Directed officials to investigate the options for imposing location controls as part of considering the Commission’s recommendation 6.8 on the establishment of a conditional release category.

13.2 Minister exercise call-in powers under HSNO before first GM crop released

Agreed that no decision to call in the first application for release of a GM crop be made in advance of the application, to avoid any question of predetermination.

Investigation of techniques for managing the effects of GM organisms and encouraging coexistence in primary production

Agreed that work on coexistence be progressed as far as practicable in the absence of any actual applications for release

Noted that the compatibility of GM and non-GM crops ultimately rests on both cooperation between growers, and the possibility of tolerance levels for GM contaminants by non-GM producers and their consumers, and that further work will be required

13.4 Sterility technologies to be encouraged

Noted that using sterility technologies could be one tool in the strategy in preserving opportunities, particularly for GM crops most likely to cross-pollinate with non-GM crops in New Zealand (Recommendation 13.4)

7.1 A strategy for preserving the effectiveness of Bt be developed before Bt crops are released; 7.2 Develop a labelling regime for GM seed, nursery stock and propagative material; 7.3 MAF develop a strategy for GM-free honey and other bee products; 7.7 MAF develop an industry code of practice for separation distances (case-by-case); 13.3 MAF develop formalised networks for dialogue and provide mediation service

Directed officials, lead by the Ministry of Agriculture and Forestry (MAF), to investigate the following issues and report to POL by 30 March 2003 on the practicalities of the following:

  1. strategies to help preserve the long-term effectiveness of Bt insecticides (Recommendation 7.1)
  2. options for a cost-effective labelling regime to identify GM propagative material (seeds, cuttings etc.) at point of sale (Recommendation 7.2)
  3. a strategy to mitigate the impacts on bee products arising from any release of flowering GM crops (Recommendation 7.3)
  4. industry code of practice to ensure effective separation distances between GM and unmodified crops (on a case-by-case basis) (Recommendation 7.7)
  5. a nation-wide network to facilitate cooperation and requirements for a mediation service (Recommendation 13.3).

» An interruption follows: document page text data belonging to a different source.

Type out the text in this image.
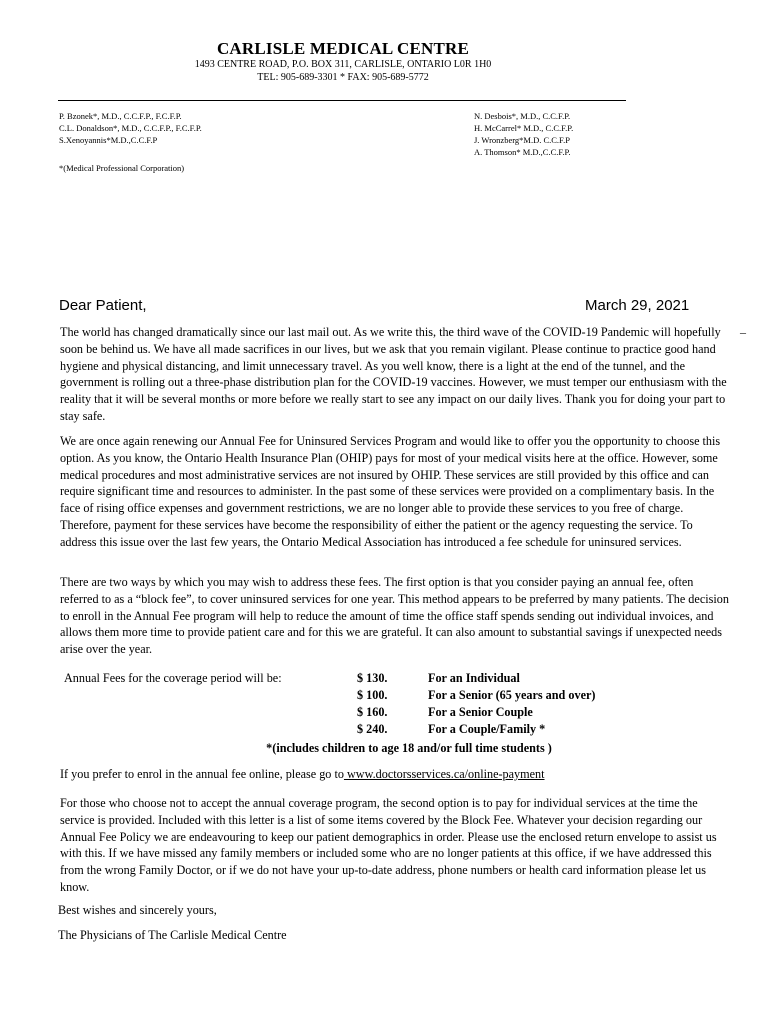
CARLISLE MEDICAL CENTRE
1493 CENTRE ROAD, P.O. BOX 311, CARLISLE, ONTARIO L0R 1H0
TEL: 905-689-3301 * FAX: 905-689-5772
P. Bzonek*, M.D., C.C.F.P., F.C.F.P.
C.L. Donaldson*, M.D., C.C.F.P., F.C.F.P.
S.Xenoyannis*M.D.,C.C.F.P
N. Desbois*, M.D., C.C.F.P.
H. McCarrel* M.D., C.C.F.P.
J. Wronzberg*M.D. C.C.F.P
A. Thomson* M.D.,C.C.F.P.
*(Medical Professional Corporation)
Dear Patient,	March 29, 2021
–

The world has changed dramatically since our last mail out. As we write this, the third wave of the COVID-19 Pandemic will hopefully soon be behind us. We have all made sacrifices in our lives, but we ask that you remain vigilant. Please continue to practice good hand hygiene and physical distancing, and limit unnecessary travel. As you well know, there is a light at the end of the tunnel, and the government is rolling out a three-phase distribution plan for the COVID-19 vaccines. However, we must temper our enthusiasm with the reality that it will be several months or more before we really start to see any impact on our daily lives. Thank you for doing your part to stay safe.

We are once again renewing our Annual Fee for Uninsured Services Program and would like to offer you the opportunity to choose this option. As you know, the Ontario Health Insurance Plan (OHIP) pays for most of your medical visits here at the office. However, some medical procedures and most administrative services are not insured by OHIP. These services are still provided by this office and can require significant time and resources to administer. In the past some of these services were provided on a complimentary basis. In the face of rising office expenses and government restrictions, we are no longer able to provide these services to you free of charge. Therefore, payment for these services have become the responsibility of either the patient or the agency requesting the service. To address this issue over the last few years, the Ontario Medical Association has introduced a fee schedule for uninsured services.

There are two ways by which you may wish to address these fees. The first option is that you consider paying an annual fee, often referred to as a “block fee”, to cover uninsured services for one year. This method appears to be preferred by many patients. The decision to enroll in the Annual Fee program will help to reduce the amount of time the office staff spends sending out individual invoices, and allows them more time to provide patient care and for this we are grateful. It can also amount to substantial savings if unexpected needs arise over the year.

Annual Fees for the coverage period will be:	$ 130.	For an Individual
$ 100.	For a Senior (65 years and over)
$ 160.	For a Senior Couple
$ 240.	For a Couple/Family *
*(includes children to age 18 and/or full time students )
If you prefer to enrol in the annual fee online, please go to www.doctorsservices.ca/online-payment

For those who choose not to accept the annual coverage program, the second option is to pay for individual services at the time the service is provided. Included with this letter is a list of some items covered by the Block Fee. Whatever your decision regarding our Annual Fee Policy we are endeavouring to keep our patient demographics in order. Please use the enclosed return envelope to assist us with this. If we have missed any family members or included some who are no longer patients at this office, if we have addressed this from the wrong Family Doctor, or if we do not have your up-to-date address, phone numbers or health card information please let us know.

Best wishes and sincerely yours,
The Physicians of The Carlisle Medical Centre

Providing research to assist in preserving opportunities and protecting the environment

Directed the Ministry of Research, Science and Technology to report as part of the 2002 Budget process on the implications for Vote Research, Science and Technology in implementing the recommendations of the Royal Commission that relate to research priorities.

6.13 Provide adequate funding for research into sustainable systems

Agreed that adequate public research funding should be made available to support organic and other sustainable agricultural systems.

Noted development of a research strategy by the organic and sustainable farming sectors in consultation with research providers would usefully inform the prioritisation of public research in this area.

6.14 Research portfolios to include research on socioeconomic and ethical impacts of GM organisms

Agreed that public research portfolios should be resourced to include research on the environmental, socioeconomic and ethical aspects of the release of GM organisms.

Noted that FRST is planning to fund more research in the area of the socioeconomic and ethical impacts of GM organisms but that new funding may be required to implement the recommendation in this area.

6.12 ERMA require research on environmental impacts before release of GM crops; 7.4 That before GM forest trees are released there be a full ecological assessment

Noted that applicants seeking approval to test or release GM organisms, including crops and forest trees, are already required to provide the ERMA with appropriate data on their likely impacts on soil and ecosystems.

Noted that publicly funded research will continue to inform and underpin the management of environmental risks associated with GM organisms but that new funding may be required to support research related to understanding environmental impacts of GM organisms.